Merkel, 63, is trying to form an unlikely alliance between her conservatives, the pro-business Free Democrats (FDP) and the ecologist Greens – a combination untested at national level – to allow her to govern for a fourth term as chancellor.
She wants exploratory talks on forming the coalition to end on Thursday so the would-be allies can move on to formal negotiations. But the parties remain far apart on key issues including immigration, finances and protecting the climate.
“I don’t know if we can resolve all the discrepencies, all the disagreements,” said Joachim Herrmann, a senior member of the Christian Social Union (CSU), the Bavarian sister party of Merkel’s Christian Democratic Union (CDU).
Jens Spahn, a senior CDU member, told the Passauer Neue Presse: “There won’t be a coalition at any price.”
Negotiators will meet in small teams on Thursday morning before the talks get underway in the early evening for what German media are calling “the night of long knives.”
Merkel is a skilled negotiator, renowned at European Union summits for building pressure on her negotiating partners and playing on their fatigue.
She must leverage all these skills to secure the three-way “Jamaica” coalition, so-called because the parties’ colors match those of the Caribbean country’s flag.
“A failure of Jamaica would be her failure,” mass-selling daily Bild wrote.
Merkel’s partner in Germany’s previous “grand coalition” – the center-left Social Democrats (SPD), the second biggest party in the Bundestag lower house after the conservative bloc – have said they now want to rebuild their forces in opposition after suffering their worst election result since 1933.
Failure to clinch a deal could lead to new polls – a scenario none of the negotiating parties wants for fear the far-right Alternative for Germany (AfD) could make further gains after surging into parliament in the Sept. 24 national election.
“That would be an economic stimulus program for the right-wing populists,” Thomas Strobl, another senior CDU official, said of the possibility of new elections.
Thursday’s talks are expected to run into the early hours of Friday morning.

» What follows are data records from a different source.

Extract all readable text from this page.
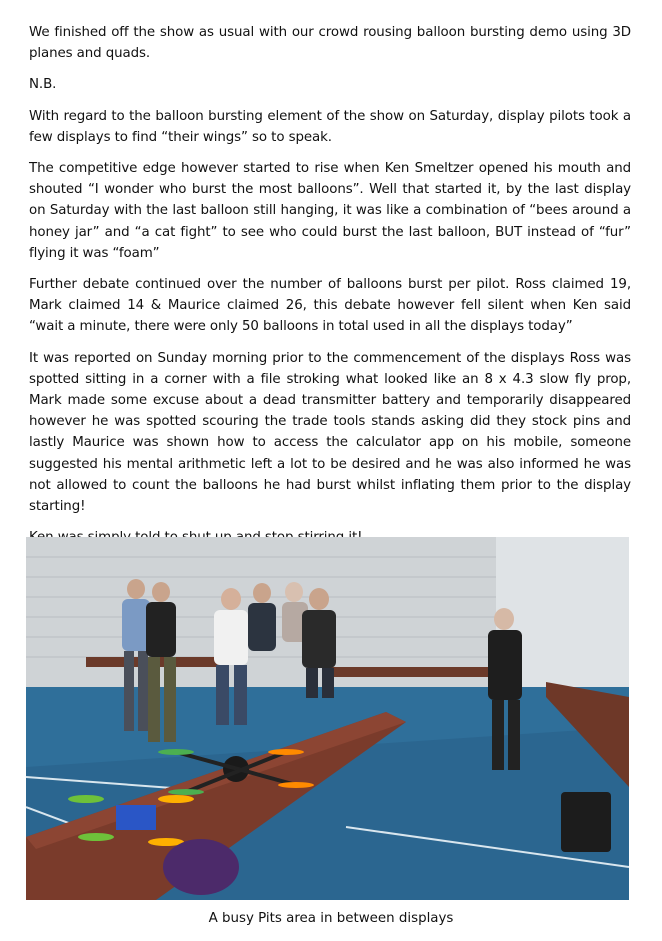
We finished off the show as usual with our crowd rousing balloon bursting demo using 3D planes and quads.

N.B.

With regard to the balloon bursting element of the show on Saturday, display pilots took a few displays to find “their wings” so to speak.

The competitive edge however started to rise when Ken Smeltzer opened his mouth and shouted “I wonder who burst the most balloons”. Well that started it, by the last display on Saturday with the last balloon still hanging, it was like a combination of “bees around a honey jar” and “a cat fight” to see who could burst the last balloon, BUT instead of “fur” flying it was “foam”

Further debate continued over the number of balloons burst per pilot. Ross claimed 19, Mark claimed 14 & Maurice claimed 26, this debate however fell silent when Ken said “wait a minute, there were only 50 balloons in total used in all the displays today”

It was reported on Sunday morning prior to the commencement of the displays Ross was spotted sitting in a corner with a file stroking what looked like an 8 x 4.3 slow fly prop, Mark made some excuse about a dead transmitter battery and temporarily disappeared however he was spotted scouring the trade tools stands asking did they stock pins and lastly Maurice was shown how to access the calculator app on his mobile, someone suggested his mental arithmetic left a lot to be desired and he was also informed he was not allowed to count the balloons he had burst whilst inflating them prior to the display starting!

A busy Pits area in between displays
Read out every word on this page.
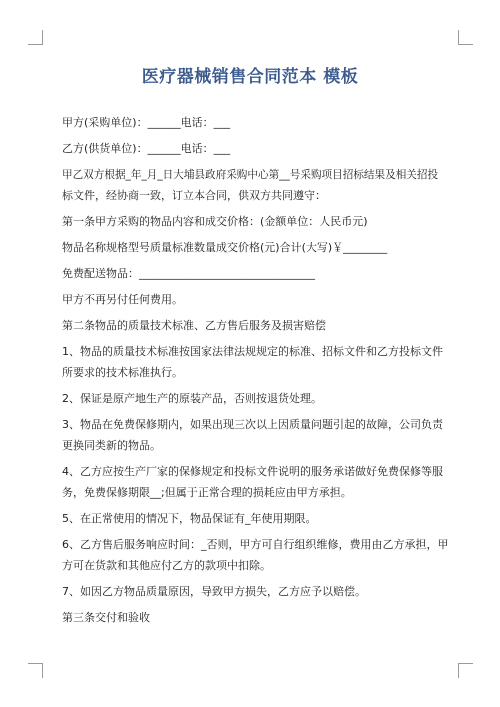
医疗器械销售合同范本 模板
甲方(采购单位)：______电话：___
乙方(供货单位)：______电话：___
甲乙双方根据_年_月_日大埔县政府采购中心第__号采购项目招标结果及相关招投
标文件，经协商一致，订立本合同，供双方共同遵守：
第一条甲方采购的物品内容和成交价格：(金额单位：人民币元)
物品名称规格型号质量标准数量成交价格(元)合计(大写)￥________
免费配送物品：________________________________
甲方不再另付任何费用。
第二条物品的质量技术标准、乙方售后服务及损害赔偿
1、物品的质量技术标准按国家法律法规规定的标准、招标文件和乙方投标文件
所要求的技术标准执行。
2、保证是原产地生产的原装产品，否则按退货处理。
3、物品在免费保修期内，如果出现三次以上因质量问题引起的故障，公司负责
更换同类新的物品。
4、乙方应按生产厂家的保修规定和投标文件说明的服务承诺做好免费保修等服
务，免费保修期限__;但属于正常合理的损耗应由甲方承担。
5、在正常使用的情况下，物品保证有_年使用期限。
6、乙方售后服务响应时间：_否则，甲方可自行组织维修，费用由乙方承担，甲
方可在货款和其他应付乙方的款项中扣除。
7、如因乙方物品质量原因，导致甲方损失，乙方应予以赔偿。
第三条交付和验收
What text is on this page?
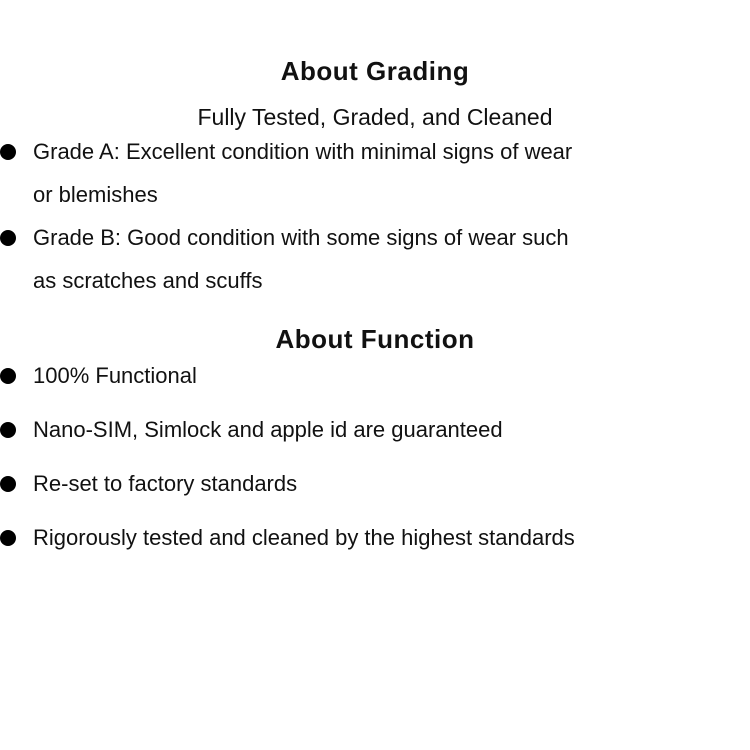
About Grading

Fully Tested, Graded, and Cleaned

Grade A: Excellent condition with minimal signs of wear or blemishes
Grade B: Good condition with some signs of wear such as scratches and scuffs
About Function
100% Functional
Nano-SIM, Simlock and apple id are guaranteed
Re-set to factory standards
Rigorously tested and cleaned by the highest standards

Even if negotiators agree a coalition deal, it must still pass muster with lower-ranking party officials.
A key test will be a Greens conference on Nov. 25, when the party’s rank-and-file will examine any coalition accord. Despite the challenges facing negotiators, some have no appetite to extend the exploratory talks in the event of no deal overnight.
“If, after three weeks of negotiations, we can’t say we can go into a stable governing alliance with each other, then three more days aren’t going to help,” said Annegret Kramp-Karrenbauer, CDU premier in the western state of Saarland.